Try some Instant Film this Summer!

People above a certain age will remember Polaroid pictures.  Others have probably heard the Outkast song telling you to "shake it like a Polaroid picture" - which, it turns out, was never actually needed.  Depending on the specific camera, you loaded the film, pressed the shutter button and moments later you held a finished print.  What you may not know is that instant film is still alive and well in the digital era.  In fact, instant film has enjoyed a quiet but steady resurgence in the past few years.

Whether you're looking to rejuvenate an old Polaroid camera you found in your grandparents' closet, or if you're in the market for something new, there are a healthy variety of options to choose from today.  Polaroid itself is out of the film business, but that doesn't mean instant film has disappeared.

My Polaroid Land Camera 100, made circa 1963-1966.  I've had to make some repairs to the bellows using liquid electrical tape, but it works just fine.  I also performed a simple battery conversion so it can use cheap AAA batteries. You can buy original type batteries but they're a bit pricey.

For older Polaroid Land Cameras (with model numbers like 100, 250, etc), you can buy pack film from Fujifilm; FP-100c is a color, peel-apart film designed for the Land Camera series that makes for beautiful prints.  (Fujifilm recently stopped producing their FP-3000b, a high-speed black and white peel-apart film, but you may be able to buy some from online retailers before it's completely gone.)  When you consider that these cameras were manufactured around 50-60 years ago, it's impressive that fresh film can still be found for them.

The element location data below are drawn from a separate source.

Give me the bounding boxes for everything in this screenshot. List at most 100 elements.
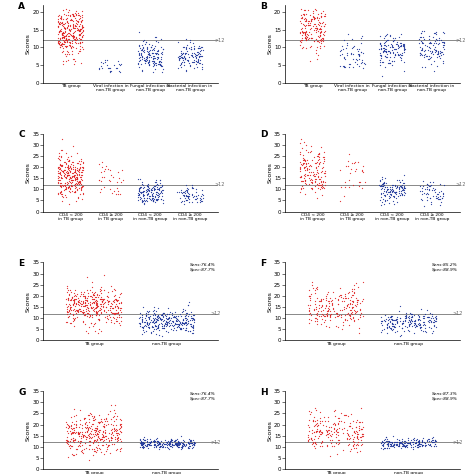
Point: [90, 413, 98, 421]
Point: [138, 55, 146, 63]
Point: [420, 314, 428, 322]
Point: [297, 177, 304, 184]
Point: [181, 192, 188, 200]
Point: [63, 174, 70, 182]
Point: [358, 167, 366, 174]
Point: [343, 302, 350, 310]
Point: [62, 166, 69, 174]
Point: [164, 314, 172, 321]
Point: [385, 315, 392, 323]
Point: [314, 194, 321, 202]
Point: [148, 42, 155, 49]
Point: [116, 425, 123, 433]
Point: [84, 329, 91, 337]
Point: [337, 293, 345, 301]
Point: [391, 320, 398, 328]
Point: [95, 428, 103, 436]
Point: [103, 292, 111, 300]
Point: [396, 182, 403, 190]
Point: [67, 164, 75, 172]
Point: [354, 298, 361, 306]
Point: [335, 296, 342, 303]
Point: [153, 195, 161, 203]
Point: [190, 441, 197, 448]
Point: [55, 18, 62, 26]
Point: [169, 318, 176, 325]
Point: [334, 300, 342, 308]
Point: [105, 429, 112, 437]
Point: [163, 318, 170, 325]
Point: [145, 51, 152, 58]
Point: [88, 295, 95, 303]
Point: [417, 440, 425, 448]
Point: [90, 292, 98, 299]
Point: [302, 10, 310, 18]
Point: [163, 310, 171, 318]
Point: [354, 50, 362, 58]
Point: [56, 181, 64, 189]
Point: [190, 324, 197, 331]
Point: [155, 440, 163, 447]
Point: [325, 305, 333, 312]
Point: [107, 67, 114, 75]
Point: [350, 433, 358, 440]
Point: [182, 55, 189, 63]
Point: [380, 47, 387, 55]
Point: [74, 167, 82, 174]
Point: [142, 322, 150, 330]
Point: [190, 438, 197, 446]
Point: [140, 187, 147, 194]
Point: [69, 31, 76, 38]
Point: [299, 28, 307, 36]
Point: [355, 178, 362, 186]
Point: [397, 440, 405, 447]
Point: [156, 179, 164, 187]
Point: [57, 190, 65, 198]
Point: [63, 53, 70, 60]
Point: [379, 195, 387, 203]
Point: [79, 182, 86, 190]
Point: [342, 316, 349, 323]
Point: [334, 419, 342, 427]
Point: [185, 298, 192, 306]
Point: [182, 324, 189, 331]
Point: [152, 49, 159, 57]
Point: [69, 32, 77, 39]
Point: [155, 57, 163, 65]
Point: [330, 425, 337, 432]
Point: [56, 18, 64, 26]
Point: [319, 18, 327, 26]
Point: [388, 40, 395, 48]
Point: [85, 456, 93, 464]
Point: [406, 440, 414, 447]
Point: [59, 22, 67, 29]
Point: [146, 318, 154, 326]
Point: [88, 313, 96, 321]
Point: [156, 177, 164, 184]
Point: [76, 416, 84, 424]
Point: [189, 54, 197, 61]
Point: [82, 433, 90, 440]
Point: [382, 52, 389, 60]
Point: [87, 319, 95, 327]
Point: [73, 173, 80, 180]
Point: [428, 312, 436, 320]
Point: [319, 428, 326, 436]
Point: [398, 182, 406, 189]
Point: [398, 440, 405, 448]
Point: [404, 435, 411, 442]
Point: [64, 154, 72, 161]
Point: [56, 179, 64, 187]
Point: [316, 150, 323, 157]
Point: [359, 169, 367, 176]
Point: [114, 437, 122, 444]
Point: [152, 444, 160, 451]
Point: [312, 284, 319, 292]
Point: [416, 315, 423, 323]
Point: [321, 27, 329, 34]
Point: [112, 191, 119, 198]
Point: [296, 164, 304, 171]
Point: [140, 322, 148, 330]
Point: [76, 31, 83, 38]
Point: [319, 183, 327, 191]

If you have a later model Polaroid camera that uses integral film - the more familiar kind that pops out and develops magically before your eyes - there's a good chance you can buy brand new film from the Impossible Project.  Impossible is a company that arose from the ashes of the old Polaroid film production, and has succeeded in reformulating these old film types from scratch.  Not all of the old cameras are supported, and the film isn't cheap, but it's a fun way to bring new life to an "obsolete" camera today.  Impossible has a dedicated and growing following, and they are continually refining and improving their product line.  While early product runs were billed as "experimental" and were thus unpredictable, pictures made on IP film today are excellent.  You can buy refurbished, vintage Polaroid cameras and accessories from the Film Photography Project.

Instax Mini photo of my friend Chris, shot using the Instax Mini 8 camera.  I find the color palette of Instax film very pleasing and slightly old-school.

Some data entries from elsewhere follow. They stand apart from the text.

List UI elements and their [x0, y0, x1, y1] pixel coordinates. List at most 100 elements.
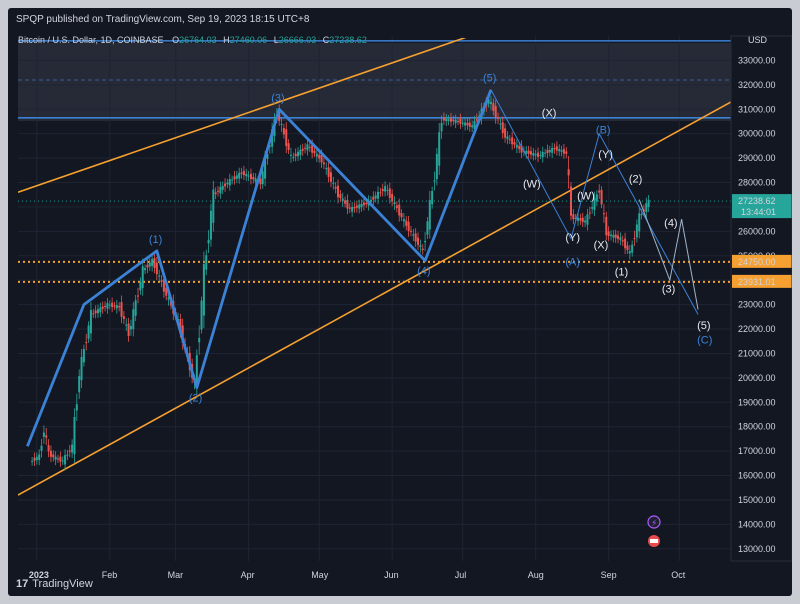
candle-body: [553, 147, 556, 150]
svg-text:⚡: ⚡: [651, 519, 657, 529]
range-zone: [18, 43, 731, 121]
candle-body: [431, 191, 434, 205]
candle-body: [388, 188, 391, 198]
candle-body: [631, 244, 634, 253]
candle-body: [202, 264, 205, 316]
candle-body: [440, 122, 443, 132]
candle-body: [195, 355, 198, 389]
candle-body: [289, 154, 292, 156]
candle-body: [158, 275, 161, 277]
candle-body: [473, 121, 476, 129]
candle-body: [129, 326, 132, 330]
candle-body: [379, 192, 382, 194]
candle-body: [198, 337, 201, 343]
candle-body: [235, 175, 238, 179]
candle-body: [617, 235, 620, 239]
candle-body: [591, 207, 594, 209]
level-tag: [732, 254, 792, 268]
candle-body: [285, 129, 288, 147]
wave-label: (4): [417, 266, 430, 278]
alert-icon[interactable]: ⚡: [647, 515, 661, 529]
candle-body: [287, 143, 290, 151]
candle-body: [221, 185, 224, 190]
candle-body: [64, 455, 67, 465]
candle-body: [297, 151, 300, 157]
candle-body: [372, 196, 375, 200]
candle-body: [386, 189, 389, 191]
candle-body: [407, 221, 410, 232]
x-tick-label: Mar: [168, 570, 184, 580]
y-tick-label: 16000.00: [738, 471, 776, 481]
candle-body: [264, 158, 267, 179]
candle-body: [238, 172, 241, 179]
impulse-wave-line: [26, 89, 493, 447]
candle-body: [499, 123, 502, 125]
candle-body: [132, 309, 135, 330]
candle-body: [325, 168, 328, 170]
candle-body: [464, 122, 467, 126]
candle-body: [268, 145, 271, 147]
candle-body: [520, 145, 523, 153]
candle-body: [146, 264, 149, 268]
candle-body: [645, 203, 648, 212]
candle-body: [33, 457, 36, 461]
flag-icon[interactable]: [648, 535, 660, 547]
candle-body: [539, 154, 542, 156]
brand-footer: 17 TradingView: [16, 578, 93, 590]
x-tick-label: Aug: [528, 570, 544, 580]
y-tick-label: 32000.00: [738, 80, 776, 90]
candle-body: [337, 185, 340, 198]
candle-body: [214, 192, 217, 195]
candle-body: [327, 167, 330, 177]
candle-body: [334, 186, 337, 189]
candle-body: [586, 214, 589, 225]
countdown-label: 13:44:01: [741, 207, 776, 217]
projection-path: [638, 199, 699, 310]
candle-body: [612, 235, 615, 238]
candle-body: [565, 151, 568, 154]
time-axis[interactable]: 2023 Feb Mar Apr May Jun Jul Aug Sep Oct: [29, 570, 686, 580]
candle-body: [506, 136, 509, 139]
candle-body: [442, 117, 445, 121]
candle-body: [541, 151, 544, 158]
candle-body: [619, 237, 622, 241]
x-tick-label: Jul: [455, 570, 467, 580]
price-chart[interactable]: (1) (2) (3) (4) (5) (X) (W) (B) (Y) (W) (Y) (A) (X) (…: [8, 8, 792, 596]
candle-body: [574, 217, 577, 219]
candle-body: [405, 220, 408, 226]
candle-body: [581, 217, 584, 223]
candle-body: [598, 190, 601, 193]
candle-body: [555, 146, 558, 151]
candle-body: [353, 207, 356, 209]
candle-body: [602, 213, 605, 215]
y-tick-label: 33000.00: [738, 55, 776, 65]
candle-body: [358, 204, 361, 209]
candle-body: [278, 109, 281, 121]
candle-body: [108, 304, 111, 306]
candle-body: [97, 309, 100, 314]
y-tick-label: 18000.00: [738, 422, 776, 432]
candle-body: [47, 445, 50, 452]
subwave-label: (X): [594, 239, 609, 251]
candle-body: [417, 237, 420, 245]
candle-body: [322, 162, 325, 165]
candle-body: [609, 234, 612, 236]
candle-body: [231, 179, 234, 181]
brand-name: TradingView: [32, 578, 93, 590]
subwave-label: (W): [523, 178, 541, 190]
y-tick-label: 29000.00: [738, 153, 776, 163]
candle-body: [261, 171, 264, 185]
candle-body: [348, 207, 351, 209]
candle-body: [560, 150, 563, 152]
candle-body: [99, 307, 102, 313]
candle-body: [548, 149, 551, 153]
candle-body: [391, 193, 394, 202]
subwave-label: (1): [615, 266, 628, 278]
candle-body: [457, 121, 460, 123]
candle-body: [101, 306, 104, 309]
candle-body: [228, 179, 231, 186]
candle-body: [73, 416, 76, 455]
candle-body: [626, 245, 629, 250]
candle-body: [219, 186, 222, 194]
price-axis[interactable]: 33000.00 32000.00 31000.00 30000.00 29000.00…: [732, 55, 792, 554]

A third option is to buy a new camera to use new film: enter the Fuji Instax Mini and Instax Wide cameras and films.  Fujifilm currently makes several models of camera, and 2 sizes of film.  The Wide film is about the dimensions of old-school Polaroid photos, whereas the Mini is half that size (about the size of a business card).  These films are relatively inexpensive and even optionally offer colorful, themed designs on the borders.  The Mini 8 camera is a chunky, basic camera that runs about $65 online.  It comes in assorted colors and is clearly designed with kids in mind.  Fujifilm has recently introduced the Mini 90, which offers more sophisticated features and a retro design for "grown-up" photographers.

So if you're looking for a way to make taking your summer photos more interesting, consider buying an instant camera, and / or pick up some instant film for that old camera and wow your friends and family with real pictures - delivered instantly!